Current equipment from Corvus and others divides a single optical fibre into 160 separate pipes, each capable of sending 10 gigabits of information per second, or, in other words, of handling traffic from 10,000 1Mbps leased lines.)
After each technology leap, demand lags supply, then new bandwidth-hungry applications are unleashed – and the scene is set for the next telecoms breakthrough.
In these early days of the market, the primary business of an emerging bandwidth exchange is to broker forward contracts between sellers and buyers, thereby allowing both to hedge their bets. However, as Marcello Romano, director of bandwidth trading and origination at Enron Europe points out, there is still some way to go in Europe before players will be able to take advantage of the kinds of sophisticated financial instruments one can find on other, established commodity exchanges.
“Today in Europe there is agreement on the basic unit of trade, which is an STM 1 line (a 155Mbps pipe), with trades being conducted in multiples of this all the way up to the purchase of a full wavelength (known as a Lambda, after the Greek letter),” he explains.
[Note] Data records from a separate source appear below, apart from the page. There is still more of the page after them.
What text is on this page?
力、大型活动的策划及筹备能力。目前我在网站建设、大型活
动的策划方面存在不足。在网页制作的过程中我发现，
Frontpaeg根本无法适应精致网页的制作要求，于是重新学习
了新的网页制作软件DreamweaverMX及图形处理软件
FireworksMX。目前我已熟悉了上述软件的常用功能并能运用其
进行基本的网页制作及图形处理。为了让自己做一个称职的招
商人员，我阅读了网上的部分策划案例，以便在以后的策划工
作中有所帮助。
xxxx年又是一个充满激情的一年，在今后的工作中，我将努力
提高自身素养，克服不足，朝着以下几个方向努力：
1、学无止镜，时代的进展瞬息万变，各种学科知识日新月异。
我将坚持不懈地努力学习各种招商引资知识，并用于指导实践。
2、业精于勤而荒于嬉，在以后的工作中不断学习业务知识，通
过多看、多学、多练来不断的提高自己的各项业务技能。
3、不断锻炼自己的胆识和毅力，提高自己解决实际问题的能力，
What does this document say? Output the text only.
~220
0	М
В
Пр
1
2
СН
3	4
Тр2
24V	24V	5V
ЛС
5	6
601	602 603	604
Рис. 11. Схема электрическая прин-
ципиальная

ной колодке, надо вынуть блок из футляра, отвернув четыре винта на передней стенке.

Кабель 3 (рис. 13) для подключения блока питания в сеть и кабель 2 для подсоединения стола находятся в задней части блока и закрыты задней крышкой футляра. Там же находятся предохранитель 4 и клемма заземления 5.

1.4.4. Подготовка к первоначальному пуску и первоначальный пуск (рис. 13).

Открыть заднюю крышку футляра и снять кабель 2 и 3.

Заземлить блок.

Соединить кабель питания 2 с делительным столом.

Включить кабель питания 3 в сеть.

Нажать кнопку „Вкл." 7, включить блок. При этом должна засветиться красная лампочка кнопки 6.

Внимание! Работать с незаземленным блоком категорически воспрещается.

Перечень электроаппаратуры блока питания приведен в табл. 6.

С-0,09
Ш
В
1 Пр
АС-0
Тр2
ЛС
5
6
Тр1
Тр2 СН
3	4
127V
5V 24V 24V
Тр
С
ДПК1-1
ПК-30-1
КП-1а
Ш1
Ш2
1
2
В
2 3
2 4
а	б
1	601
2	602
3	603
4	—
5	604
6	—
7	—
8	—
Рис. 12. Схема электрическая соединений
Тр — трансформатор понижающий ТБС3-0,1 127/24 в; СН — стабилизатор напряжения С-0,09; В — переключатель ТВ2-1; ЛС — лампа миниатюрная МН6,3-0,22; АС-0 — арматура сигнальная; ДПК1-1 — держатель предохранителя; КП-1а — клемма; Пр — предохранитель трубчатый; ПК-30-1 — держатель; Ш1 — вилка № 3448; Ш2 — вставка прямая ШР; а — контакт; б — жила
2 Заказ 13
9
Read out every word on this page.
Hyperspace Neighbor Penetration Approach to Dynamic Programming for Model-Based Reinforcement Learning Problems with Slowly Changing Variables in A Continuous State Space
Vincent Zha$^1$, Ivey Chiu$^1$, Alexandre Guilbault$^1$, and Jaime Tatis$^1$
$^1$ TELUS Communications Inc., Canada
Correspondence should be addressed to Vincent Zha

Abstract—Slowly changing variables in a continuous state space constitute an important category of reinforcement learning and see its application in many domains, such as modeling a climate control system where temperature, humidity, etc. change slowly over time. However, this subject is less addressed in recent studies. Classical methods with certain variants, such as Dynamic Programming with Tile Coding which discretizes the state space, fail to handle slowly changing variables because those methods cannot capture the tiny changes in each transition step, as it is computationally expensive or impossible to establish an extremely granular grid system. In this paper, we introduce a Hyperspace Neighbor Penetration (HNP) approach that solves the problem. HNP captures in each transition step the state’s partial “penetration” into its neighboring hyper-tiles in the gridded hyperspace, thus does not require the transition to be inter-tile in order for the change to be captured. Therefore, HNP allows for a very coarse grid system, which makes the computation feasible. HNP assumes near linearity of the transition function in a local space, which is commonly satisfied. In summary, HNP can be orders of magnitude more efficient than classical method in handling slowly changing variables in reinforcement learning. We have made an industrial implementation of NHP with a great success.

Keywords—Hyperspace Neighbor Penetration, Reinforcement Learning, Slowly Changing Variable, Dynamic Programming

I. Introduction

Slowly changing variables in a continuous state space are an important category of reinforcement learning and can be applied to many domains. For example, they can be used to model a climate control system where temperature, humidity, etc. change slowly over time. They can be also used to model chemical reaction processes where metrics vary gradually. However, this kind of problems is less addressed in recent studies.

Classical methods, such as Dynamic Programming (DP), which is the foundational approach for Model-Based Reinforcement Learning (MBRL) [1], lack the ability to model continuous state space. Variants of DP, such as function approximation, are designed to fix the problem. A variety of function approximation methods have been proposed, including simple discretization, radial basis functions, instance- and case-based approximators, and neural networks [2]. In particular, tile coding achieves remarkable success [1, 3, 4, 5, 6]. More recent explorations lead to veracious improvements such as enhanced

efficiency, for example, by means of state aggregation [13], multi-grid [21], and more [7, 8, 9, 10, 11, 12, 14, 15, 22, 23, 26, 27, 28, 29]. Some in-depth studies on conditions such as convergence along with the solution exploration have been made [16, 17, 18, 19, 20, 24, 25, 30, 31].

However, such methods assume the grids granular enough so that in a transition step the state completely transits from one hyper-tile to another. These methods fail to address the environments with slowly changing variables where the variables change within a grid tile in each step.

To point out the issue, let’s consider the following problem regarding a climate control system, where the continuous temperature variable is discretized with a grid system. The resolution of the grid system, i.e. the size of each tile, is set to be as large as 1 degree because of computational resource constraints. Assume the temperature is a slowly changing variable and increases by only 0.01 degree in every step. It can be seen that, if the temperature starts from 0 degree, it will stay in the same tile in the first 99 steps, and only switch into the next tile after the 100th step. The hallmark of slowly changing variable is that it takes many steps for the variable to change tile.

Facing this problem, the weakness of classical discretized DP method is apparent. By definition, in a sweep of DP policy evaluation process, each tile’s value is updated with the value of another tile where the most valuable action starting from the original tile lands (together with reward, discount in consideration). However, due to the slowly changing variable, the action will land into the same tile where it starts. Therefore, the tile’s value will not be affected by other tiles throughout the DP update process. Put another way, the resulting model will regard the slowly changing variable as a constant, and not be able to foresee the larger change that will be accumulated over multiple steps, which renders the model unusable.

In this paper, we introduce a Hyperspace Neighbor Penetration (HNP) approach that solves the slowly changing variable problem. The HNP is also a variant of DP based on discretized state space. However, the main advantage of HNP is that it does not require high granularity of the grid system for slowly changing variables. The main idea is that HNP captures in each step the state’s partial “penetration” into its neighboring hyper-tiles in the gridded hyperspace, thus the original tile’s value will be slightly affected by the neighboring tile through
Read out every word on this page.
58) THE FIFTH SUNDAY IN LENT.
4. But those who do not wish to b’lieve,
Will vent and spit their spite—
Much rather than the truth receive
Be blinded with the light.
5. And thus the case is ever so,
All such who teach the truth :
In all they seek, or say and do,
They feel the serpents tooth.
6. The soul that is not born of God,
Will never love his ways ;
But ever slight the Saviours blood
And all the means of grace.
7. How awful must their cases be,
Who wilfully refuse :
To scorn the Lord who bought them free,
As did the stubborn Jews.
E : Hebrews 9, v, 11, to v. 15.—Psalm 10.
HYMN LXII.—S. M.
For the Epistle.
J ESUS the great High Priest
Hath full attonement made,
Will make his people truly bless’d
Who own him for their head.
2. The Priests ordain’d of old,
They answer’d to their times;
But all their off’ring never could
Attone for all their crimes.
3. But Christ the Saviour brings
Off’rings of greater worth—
The time frame for trades (the lease length) is still relatively long – the average being around six months – but there is considerable downward pressure on this.
Three month deals are already on the cards.
Right now, the market in Europe is embryonic. Enron did its first bandwidth deal in the US in December 1999, and its first deal in Europe in September 2000. There is more than enough spare capacity on the major routes to form a competitive market, but the financial instruments, the settled terms and the standardised contracts that one expects from a mature market are still some way off.
However, as RateExchange notes, the very existence of a competitive market prevents producers from arbitrarily throttling back capacity to keep prices up artificially. In a market crowded with sellers, the only option is to compete on price and service – and that is great news for corporate customers.